Linux Content Index
Why File System as a Loadable Kernel Module(LKM) ?
As you can see, user space idea didn’t pan out quite well:http://tekrants.me/2012/05/22/fuse-file-system-port-for-embedded-linux/
VFS Data Structures
Inode is a critical abstraction which defines a VFS file entry — This represents every file/directory/link within a file system. If your file system is like FAT and lacks a clear “inode”, then a translation layer will have to be implemented. Eventually it’s about extracting the file information associated with a Linux inode from the file system specific data structure.
File System Initialization Sequence
1. Register file system mount & unmount call backs with the VFS.
2. Mount call is responsible for creation and registration of a root directory inode .
3. Root directory inode is essentially the point of entry to the volume. It furnishes specific function pointers later invoked by VFS for inode related operations (like create) and file operations (like open,read) & directory operations (like readdir).
The above three steps and your file system module is all set, this means Linux will have enough information to translate an “Open” call from application to the file system specific internal open call, thanks to the function pointers inside the root inode.
Another kernel structure which exists for every file & directory, for example, accessing a path “/mnt/ramfs” will lead to creation of two in dentry structures, one each for “mnt” and “ramfs”. Note that “ramfs” dentry will have a parent pointer to “mnt” dentry and a pointer to its own VFS inode. A Dentry in fact encompasses the attributes like name & parent directory of a file system entry. One of the rationales behind separation of the Inode from these attributes is the existence of file links, where a single Inode is shared across multiple Dentries.
Opening a file — Easily said than done!
a. Consider opening a file with the path “/mnt/ramfs/dir1/dir2/foo.txt”
b. The dentry elements in the above path are “mnt”, “ramfs”, “dir1”, “dir2” & “foo.txt”
c. “mnt” dentry will be part of Linux root file system, all dentries are part of a hash table, the string “mnt” will map to a hash table entry giving its dentry pointer. VFS gets the inode pointer from this dentry and every directory inode has a callback function for look-up operation listing on its file/directory entries.
d. Look up called on “mnt” inode will return the inode for “ramfs” along with its dentry.
c. This is an iterative process and eventually VFS will figure out the inodes & dentries of all the elements in a file path.
d. Note that the Inode associated with “foo.txt” will give the open function pointer to invoke the open call specific to the file system driver.
A file system ported to Linux is expected to populate the fields of VFS data structures like Inodes and Dentries so that Linux can understand and convey the file attributes and contents to the user. The obvious differentiating factor across file systems like ext4, UBIFS, JFFS2 etc are their respective algorithms, which also defines the internal data structures and device access patterns.

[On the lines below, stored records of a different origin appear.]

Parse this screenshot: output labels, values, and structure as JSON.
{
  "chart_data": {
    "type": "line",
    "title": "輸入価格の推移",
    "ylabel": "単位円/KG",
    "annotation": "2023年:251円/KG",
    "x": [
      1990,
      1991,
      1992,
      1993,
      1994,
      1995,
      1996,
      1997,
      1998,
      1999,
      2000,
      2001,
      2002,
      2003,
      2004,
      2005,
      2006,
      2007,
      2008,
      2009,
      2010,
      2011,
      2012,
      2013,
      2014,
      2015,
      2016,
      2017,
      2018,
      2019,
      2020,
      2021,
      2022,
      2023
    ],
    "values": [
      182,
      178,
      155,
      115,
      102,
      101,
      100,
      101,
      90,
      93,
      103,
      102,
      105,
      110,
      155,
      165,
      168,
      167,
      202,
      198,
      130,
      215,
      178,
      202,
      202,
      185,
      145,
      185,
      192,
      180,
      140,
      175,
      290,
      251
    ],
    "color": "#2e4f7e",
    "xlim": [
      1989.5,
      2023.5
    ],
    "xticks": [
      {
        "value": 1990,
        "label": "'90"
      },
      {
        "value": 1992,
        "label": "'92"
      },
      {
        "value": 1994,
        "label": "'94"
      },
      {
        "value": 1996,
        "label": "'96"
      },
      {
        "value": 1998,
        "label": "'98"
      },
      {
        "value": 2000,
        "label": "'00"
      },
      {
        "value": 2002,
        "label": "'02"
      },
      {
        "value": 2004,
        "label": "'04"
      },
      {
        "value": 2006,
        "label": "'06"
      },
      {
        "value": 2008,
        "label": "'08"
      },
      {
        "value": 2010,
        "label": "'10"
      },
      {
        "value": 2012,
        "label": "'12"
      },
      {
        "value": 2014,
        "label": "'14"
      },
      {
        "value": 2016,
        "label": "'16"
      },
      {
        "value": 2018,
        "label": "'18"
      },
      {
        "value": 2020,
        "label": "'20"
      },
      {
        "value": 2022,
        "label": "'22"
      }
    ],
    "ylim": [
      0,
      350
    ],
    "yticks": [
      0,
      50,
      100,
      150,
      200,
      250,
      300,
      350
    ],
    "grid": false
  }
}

How Dentries/Inodes are represented and accessed from a storage is specific to file system and this inherently defines their strengths and weaknesses. In crude terms, a file system in Linux comprises of a set of call backs for managing generic VFS data structures, basically Inodes, Dentries, file handlers etc. So we have inode data structure and corresponding associated inode operations, we have file pointer data structure and file operations, dentry data structure and dentry operations and so on.
The crux of a Linux file system is its ability to talk in Linux kernel language of Inodes and Dentries. Also, unless it’s a read only volume this interpretations needs to be done in reverse too. When user makes changes to a file then a file system needs to comprehend the Linux talk and translate those changes into a representation which it might have on the storage. Undoubtedly comprehending Linux VFS mandates deep understanding of Kernel data structures which might mean that a file system writer needs to have a kernel specific layer in the file system code, this undesirable complexity can be immensely reduced by the use of kernel library functions.
Functions which usually start with “generic_” can be interpreted as such a helper function which abstracts the kernel specifics from a kernel module, this is widely used for file system operations like “read”, “write” and even unmount. The usage of generic helper functions within a kernel module can be confusing when studying the code because they tend to blur the kernel and a module specific boundaries, this overlap is convoluted but an extremely effective way to avoid kernel dependencies.
Image Source : http://wiki.osdev.org/images/e/e5/Vfs_diagram.png
Some design philosophy
The design thought behind Linux VFS seems to of “choice”, other than a bare minimum there is always a choice provided to the kernel hacker regarding the implementation of an interface. He or she can either use a generic function, create a custom one or simply set it to NULL. This is an ideal approach for supporting a plethora of widely differing devices and file systems, quite easily visible when we look at the code of an ext4 where there is buffer cache abstraction usage over page cache, compared to page cache sans buffer for UBIFS, versus a direct to the device approach of JFFS2. Accommodating all these widely varying designs requires a flexible rule of law driven framework where everyone can find their niche and yet not impinge on the functionality of another kernel module.